Myles McDonnell picture Myles McDonnell · Nov 21, 2011 · Viewed 37.6k times · Source

I'm writing a desktop UI (.Net WinForms) to assist a photographer clean up his image meta data. There is a list of 66k+ phrases. Can anyone suggest a good open source/free .NET component I can use that employs some sort of algorithm to identify potential candiates for consolidation? For example there may be two or more entries which are actually the same word or phrase that only differ by whitespace or punctuation or even slight mis-spelling.
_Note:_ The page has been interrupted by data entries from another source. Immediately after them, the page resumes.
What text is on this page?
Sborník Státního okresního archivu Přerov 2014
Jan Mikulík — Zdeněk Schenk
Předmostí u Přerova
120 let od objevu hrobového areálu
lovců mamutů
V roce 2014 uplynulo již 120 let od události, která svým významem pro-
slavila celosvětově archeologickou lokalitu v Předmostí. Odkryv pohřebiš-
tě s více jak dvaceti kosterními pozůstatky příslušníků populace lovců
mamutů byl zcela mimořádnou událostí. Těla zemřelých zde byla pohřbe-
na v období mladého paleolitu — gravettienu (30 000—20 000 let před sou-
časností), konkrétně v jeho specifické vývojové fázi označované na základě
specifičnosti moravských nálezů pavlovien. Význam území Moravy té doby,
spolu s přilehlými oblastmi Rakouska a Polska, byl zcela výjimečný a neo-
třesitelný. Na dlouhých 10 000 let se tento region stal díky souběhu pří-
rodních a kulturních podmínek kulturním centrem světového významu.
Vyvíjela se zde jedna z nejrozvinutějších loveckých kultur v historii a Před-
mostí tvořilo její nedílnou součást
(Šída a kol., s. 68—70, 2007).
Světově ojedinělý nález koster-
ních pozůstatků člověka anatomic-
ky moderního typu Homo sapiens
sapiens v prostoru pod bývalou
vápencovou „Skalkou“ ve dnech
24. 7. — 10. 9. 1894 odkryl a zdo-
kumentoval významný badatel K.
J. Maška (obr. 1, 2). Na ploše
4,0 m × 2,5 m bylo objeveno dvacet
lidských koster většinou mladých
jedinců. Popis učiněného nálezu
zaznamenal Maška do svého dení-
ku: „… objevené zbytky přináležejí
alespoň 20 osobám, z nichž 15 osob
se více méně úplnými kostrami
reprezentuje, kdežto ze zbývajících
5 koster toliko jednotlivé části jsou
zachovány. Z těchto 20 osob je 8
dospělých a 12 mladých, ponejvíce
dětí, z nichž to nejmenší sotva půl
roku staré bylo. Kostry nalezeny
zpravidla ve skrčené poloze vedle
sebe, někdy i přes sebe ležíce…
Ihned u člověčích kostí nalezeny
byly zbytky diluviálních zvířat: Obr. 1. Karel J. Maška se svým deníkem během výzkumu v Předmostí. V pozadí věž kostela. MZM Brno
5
The application will ultimately rely on the user to action the consolidation of phrases but having an effective way to automatically find potential candidates will prove invaluable.

Answer

Fosco picture Fosco · Nov 21, 2011

Let me introduce you to the Levenshtein distance formula. It is awesome:

http://en.wikipedia.org/wiki/Levenshtein_distance

In information theory and computer science, the Levenshtein distance is a string metric for measuring the amount of difference between two sequences. The term edit distance is often used to refer specifically to Levenshtein distance.

Personally I used this in a healthcare setting, where Provider names were checked for duplicates. Using the Levenshtein process, we gave them a confidence rating and allowed them to determine if it was a true duplicate or something unique.